US privacy group Fight for the Future has launched a petition after hackers breached a system at the credit reporting agency, which had processed applications for the mobile phone giant.
The data stolen includes names, addresses, birth dates, social security numbers, drivers licence numbers and passport numbers.
The group maintains that Experian – which is based in Dublin – has been spending money on lobbying US Congress rather than beefing up its own security measures.
In a statement, it said: “Experian has been hacked more than 100 times, but instead of improving their inadequate digital security, they are spending money lobbying Congress to pass CISA, the Cybersecurity Information Sharing Act, a bill that may give companies like them legal immunity in the event of a hack, as long as they share data with the government.
“Experian CEO Brian Cassin has put the profits of his company above the well-being of his customers and our nation’s cybersecurity. Why should Experian bother fixing their security when they can just lobby their way out of the messes they make?” a spokesman for the group added.
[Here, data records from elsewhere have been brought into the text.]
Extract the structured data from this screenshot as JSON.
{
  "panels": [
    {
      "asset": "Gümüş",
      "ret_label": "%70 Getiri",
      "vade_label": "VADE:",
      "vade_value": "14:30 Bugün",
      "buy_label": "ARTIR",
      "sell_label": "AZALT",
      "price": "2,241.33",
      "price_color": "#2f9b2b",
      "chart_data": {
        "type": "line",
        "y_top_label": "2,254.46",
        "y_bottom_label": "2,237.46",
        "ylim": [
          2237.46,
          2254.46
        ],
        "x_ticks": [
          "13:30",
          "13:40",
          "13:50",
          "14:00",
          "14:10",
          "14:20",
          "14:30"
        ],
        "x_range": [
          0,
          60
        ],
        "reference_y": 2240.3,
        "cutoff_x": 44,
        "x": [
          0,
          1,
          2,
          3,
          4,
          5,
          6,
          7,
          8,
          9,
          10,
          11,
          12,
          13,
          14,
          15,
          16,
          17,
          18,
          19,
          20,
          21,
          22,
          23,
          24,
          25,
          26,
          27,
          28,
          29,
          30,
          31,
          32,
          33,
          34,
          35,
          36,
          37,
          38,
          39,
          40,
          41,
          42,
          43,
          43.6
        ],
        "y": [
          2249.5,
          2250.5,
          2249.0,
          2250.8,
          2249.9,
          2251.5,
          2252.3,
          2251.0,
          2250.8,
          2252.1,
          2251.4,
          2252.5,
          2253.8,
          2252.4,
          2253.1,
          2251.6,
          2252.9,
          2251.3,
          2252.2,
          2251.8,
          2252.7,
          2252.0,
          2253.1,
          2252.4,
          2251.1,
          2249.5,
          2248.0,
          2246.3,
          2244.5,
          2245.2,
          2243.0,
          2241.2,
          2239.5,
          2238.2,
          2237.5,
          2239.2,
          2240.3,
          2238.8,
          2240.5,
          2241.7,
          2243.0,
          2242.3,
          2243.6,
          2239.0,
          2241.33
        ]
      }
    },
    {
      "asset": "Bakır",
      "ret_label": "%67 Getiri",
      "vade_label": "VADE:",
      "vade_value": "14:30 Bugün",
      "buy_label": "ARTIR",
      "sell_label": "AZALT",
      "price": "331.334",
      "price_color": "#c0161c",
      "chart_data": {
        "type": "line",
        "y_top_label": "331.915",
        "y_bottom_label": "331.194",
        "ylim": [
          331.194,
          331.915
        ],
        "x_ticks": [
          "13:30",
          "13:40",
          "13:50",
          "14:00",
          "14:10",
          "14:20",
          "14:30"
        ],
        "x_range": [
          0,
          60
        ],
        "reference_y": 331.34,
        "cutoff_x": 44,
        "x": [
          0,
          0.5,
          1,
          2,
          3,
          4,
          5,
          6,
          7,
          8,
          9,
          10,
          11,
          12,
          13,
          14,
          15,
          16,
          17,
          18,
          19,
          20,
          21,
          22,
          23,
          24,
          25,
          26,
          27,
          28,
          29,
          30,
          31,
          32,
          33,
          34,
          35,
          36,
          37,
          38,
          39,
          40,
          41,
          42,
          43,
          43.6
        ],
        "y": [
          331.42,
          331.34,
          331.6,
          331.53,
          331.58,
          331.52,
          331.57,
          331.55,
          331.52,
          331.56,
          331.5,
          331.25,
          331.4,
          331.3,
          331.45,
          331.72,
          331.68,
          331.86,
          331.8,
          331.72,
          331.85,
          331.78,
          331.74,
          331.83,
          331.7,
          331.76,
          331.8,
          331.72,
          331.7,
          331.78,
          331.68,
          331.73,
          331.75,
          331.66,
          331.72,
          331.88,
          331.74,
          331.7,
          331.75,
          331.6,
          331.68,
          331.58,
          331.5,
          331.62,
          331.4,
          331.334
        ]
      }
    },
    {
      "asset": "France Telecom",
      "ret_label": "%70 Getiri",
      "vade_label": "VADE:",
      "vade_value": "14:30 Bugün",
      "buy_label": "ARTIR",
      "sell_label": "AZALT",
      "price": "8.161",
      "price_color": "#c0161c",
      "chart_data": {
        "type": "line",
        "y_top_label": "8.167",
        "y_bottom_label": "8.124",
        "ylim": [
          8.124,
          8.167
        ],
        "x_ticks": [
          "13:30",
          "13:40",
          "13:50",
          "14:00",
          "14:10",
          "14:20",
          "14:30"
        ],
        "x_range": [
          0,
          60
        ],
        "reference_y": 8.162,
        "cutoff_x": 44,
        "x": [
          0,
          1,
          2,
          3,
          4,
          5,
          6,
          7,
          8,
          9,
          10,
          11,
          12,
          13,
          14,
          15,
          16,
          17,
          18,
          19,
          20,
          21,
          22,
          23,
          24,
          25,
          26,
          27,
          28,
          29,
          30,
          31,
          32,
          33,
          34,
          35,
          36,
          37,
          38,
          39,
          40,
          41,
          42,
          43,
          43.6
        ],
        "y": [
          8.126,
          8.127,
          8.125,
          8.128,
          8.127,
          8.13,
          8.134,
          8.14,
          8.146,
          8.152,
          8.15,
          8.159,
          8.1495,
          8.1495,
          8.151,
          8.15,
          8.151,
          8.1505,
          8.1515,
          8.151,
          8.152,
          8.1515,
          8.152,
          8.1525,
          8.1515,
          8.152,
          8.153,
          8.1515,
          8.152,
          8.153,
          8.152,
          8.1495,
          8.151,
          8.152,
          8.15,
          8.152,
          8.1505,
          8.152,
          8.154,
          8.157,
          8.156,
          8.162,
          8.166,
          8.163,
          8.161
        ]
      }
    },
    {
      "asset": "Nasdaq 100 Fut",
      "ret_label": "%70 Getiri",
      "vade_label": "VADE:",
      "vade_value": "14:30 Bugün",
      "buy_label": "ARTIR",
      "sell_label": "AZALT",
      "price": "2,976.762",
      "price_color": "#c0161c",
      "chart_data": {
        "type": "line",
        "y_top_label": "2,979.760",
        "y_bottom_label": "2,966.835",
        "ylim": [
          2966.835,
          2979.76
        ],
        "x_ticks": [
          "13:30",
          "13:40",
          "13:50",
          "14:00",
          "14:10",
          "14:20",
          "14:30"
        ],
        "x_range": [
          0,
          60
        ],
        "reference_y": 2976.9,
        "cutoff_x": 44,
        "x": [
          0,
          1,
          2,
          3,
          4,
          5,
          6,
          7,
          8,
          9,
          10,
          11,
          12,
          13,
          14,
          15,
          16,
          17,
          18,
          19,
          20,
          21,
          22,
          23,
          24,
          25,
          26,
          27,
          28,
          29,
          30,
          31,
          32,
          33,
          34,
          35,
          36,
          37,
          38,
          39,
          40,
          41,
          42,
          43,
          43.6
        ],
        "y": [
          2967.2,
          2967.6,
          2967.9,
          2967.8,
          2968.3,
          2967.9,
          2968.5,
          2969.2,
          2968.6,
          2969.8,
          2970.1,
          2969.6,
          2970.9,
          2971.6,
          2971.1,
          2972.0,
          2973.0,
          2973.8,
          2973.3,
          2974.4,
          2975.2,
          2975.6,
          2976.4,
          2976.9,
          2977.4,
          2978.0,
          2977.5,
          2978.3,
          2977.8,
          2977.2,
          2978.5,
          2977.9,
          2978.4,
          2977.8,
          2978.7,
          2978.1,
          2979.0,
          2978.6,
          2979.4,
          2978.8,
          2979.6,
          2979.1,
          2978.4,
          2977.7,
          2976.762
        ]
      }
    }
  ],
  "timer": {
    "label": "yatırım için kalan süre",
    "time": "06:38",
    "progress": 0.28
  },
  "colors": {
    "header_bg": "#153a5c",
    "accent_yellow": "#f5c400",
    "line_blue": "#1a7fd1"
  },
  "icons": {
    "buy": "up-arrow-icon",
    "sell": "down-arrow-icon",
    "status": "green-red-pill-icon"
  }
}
“This type of thinking is putting millions of people at risk. Cassin should resign and companies like Experian and T Mobile should take responsibility for the safety their customers’ data.”
The attack has also, perhaps unsurprisingly, infuriated the US boss of T-Mobile John Legere, who vented his anger on the company’s website. He said: “Obviously I am incredibly angry about this data breach and we will institute a thorough review of our relationship with Experian. But right now my top concern and first focus is assisting any and all consumers affected.”
Cassin was promoted to CEO last year from chief financial officer, and succeeded Don Robert, who had been in the role since 2006. Prior to that Cassin had worked in financial services at Barrings as well as Greehill & Co, where he was managing director for over a decade.